Without shifting responsibility away from individual errors and toward design systems, we leave blind spots in our analysis of road crashes. But by applying a just culture to our roads, we can look beyond one person’s culpability in a crash and target the surrounding infrastructure.
First, a just culture is measurable. Implementing design changes like slowing speeds, reducing the number of car lanes, improving visibility, and separating bike lanes can be done in stages. Responding to the conditions of the road, robust audits and studies are useful to diagnose and re-diagnose the effectiveness of those changes.
Second, a just culture supports a just outcome. We’ll know we’ve succeeded at improving the road when it welcomes more ways of using it. That means designing for those who have been excluded from safe access: low-income residents, young people, seniors, and others who are often the most vulnerable. Additionally, people would begin seeing the street as a place not only for moving people but for building community — for example, through pedestrianization and summer programming.
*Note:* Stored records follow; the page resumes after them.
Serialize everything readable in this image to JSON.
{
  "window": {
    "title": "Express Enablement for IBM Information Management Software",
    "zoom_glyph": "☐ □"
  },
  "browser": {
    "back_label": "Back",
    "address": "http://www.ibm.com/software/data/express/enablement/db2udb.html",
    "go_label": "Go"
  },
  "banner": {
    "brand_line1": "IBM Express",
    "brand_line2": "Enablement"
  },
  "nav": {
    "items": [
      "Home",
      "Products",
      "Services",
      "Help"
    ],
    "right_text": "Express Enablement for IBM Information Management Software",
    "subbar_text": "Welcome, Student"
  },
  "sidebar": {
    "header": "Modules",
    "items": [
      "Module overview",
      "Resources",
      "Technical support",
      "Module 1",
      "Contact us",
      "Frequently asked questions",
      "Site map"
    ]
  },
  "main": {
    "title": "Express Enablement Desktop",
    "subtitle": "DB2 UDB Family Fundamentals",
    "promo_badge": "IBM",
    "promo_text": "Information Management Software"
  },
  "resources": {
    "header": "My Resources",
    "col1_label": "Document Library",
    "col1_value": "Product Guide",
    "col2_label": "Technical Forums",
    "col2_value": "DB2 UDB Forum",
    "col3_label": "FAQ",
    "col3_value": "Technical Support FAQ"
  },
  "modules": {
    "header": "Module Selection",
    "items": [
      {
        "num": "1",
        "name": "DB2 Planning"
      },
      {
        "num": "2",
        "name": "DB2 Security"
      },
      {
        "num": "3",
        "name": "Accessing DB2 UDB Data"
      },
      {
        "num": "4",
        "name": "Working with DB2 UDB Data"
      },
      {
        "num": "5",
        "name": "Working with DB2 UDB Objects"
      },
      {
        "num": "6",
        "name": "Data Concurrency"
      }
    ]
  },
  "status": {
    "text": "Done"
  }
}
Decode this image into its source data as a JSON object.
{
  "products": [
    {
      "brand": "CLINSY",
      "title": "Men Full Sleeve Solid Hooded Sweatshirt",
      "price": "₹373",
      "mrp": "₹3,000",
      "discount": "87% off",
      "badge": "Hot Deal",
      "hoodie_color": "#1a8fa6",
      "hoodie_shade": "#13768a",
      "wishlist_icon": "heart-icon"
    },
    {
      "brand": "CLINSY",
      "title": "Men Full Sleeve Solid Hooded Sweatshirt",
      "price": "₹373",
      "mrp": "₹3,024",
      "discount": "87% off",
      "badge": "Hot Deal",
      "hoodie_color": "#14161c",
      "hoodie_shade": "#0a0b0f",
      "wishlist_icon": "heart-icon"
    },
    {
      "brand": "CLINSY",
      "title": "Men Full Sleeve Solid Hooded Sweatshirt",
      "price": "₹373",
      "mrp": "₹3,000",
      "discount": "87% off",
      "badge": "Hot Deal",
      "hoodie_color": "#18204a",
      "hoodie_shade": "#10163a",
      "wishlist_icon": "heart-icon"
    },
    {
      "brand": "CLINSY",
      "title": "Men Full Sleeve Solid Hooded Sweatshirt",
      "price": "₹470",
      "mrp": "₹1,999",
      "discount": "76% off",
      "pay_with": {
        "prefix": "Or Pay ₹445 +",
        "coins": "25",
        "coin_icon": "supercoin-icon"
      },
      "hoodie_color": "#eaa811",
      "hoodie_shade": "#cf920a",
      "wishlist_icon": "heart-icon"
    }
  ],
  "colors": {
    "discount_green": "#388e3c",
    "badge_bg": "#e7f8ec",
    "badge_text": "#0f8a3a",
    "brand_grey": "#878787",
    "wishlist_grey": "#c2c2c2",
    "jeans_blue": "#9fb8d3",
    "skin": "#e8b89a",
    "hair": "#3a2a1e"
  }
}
Mobility justice enables this just culture. It asserts that everyone, regardless of background or mode of transportation, has the right to move safely and with dignity. It reimagines our streets as places for people, not just cars. It invests in design that sustains human life, challenging our leaders to confront the root causes of danger, not just the symptoms.
In recent years, this vision has grown into a paradigmatic social movement and policy agenda. For example, the Safe System approach sets five principles that account for vulnerability, focus on infrastructure, and reinforce protection for pedestrians and cyclists. There is also Vision Zero, the goal of eliminating all traffic deaths, which has been achieved in cities like Hoboken, New Jersey, and Oslo, Norway.
So we have important emblematic policies that help reduce speeds and design for error. But they are only one part of the solution. The other part is political: We need more urgency, moral courage, and follow through from our leaders in Cambridge.
Almost seven months have passed since Corcoran’s death, and I recently biked that same stretch of Memorial Drive. It does not feel significantly safer. I struggled to understand which lane was for bikes and which was for cars. Not to mention that driving there is still dangerous: In February, a car crashed, caught on fire, and destroyed a guardrail.
At a recent Cambridgeport community meeting I attended, state officials reiterated that changes are underway. But underway is not enough. Even though leaders commit to improvements and align themselves with safety goals, they still lack a just culture that incorporates a key ingredient: timeliness.
That is a mistake. These crashes are not tragic anomalies, but indicators that something preventable failed — and crucially, can be fixed. Through measurable and outcome-based transformations, we can reshape the streets themselves and create mobility justice.
With an eye toward a just culture, I realize that we must funnel our inertia into moral momentum. Accountability alone should not be the sole end goal in these tragic crashes. It is a tool. Justice is the goal, and it requires the courage to change.
Not only in memory of the cyclists who have tragically lost their lives, but for all of Cambridge.
Clyve Lawrence ’25-27, a Crimson Editorial editor, is a Government concentrator in Adams House.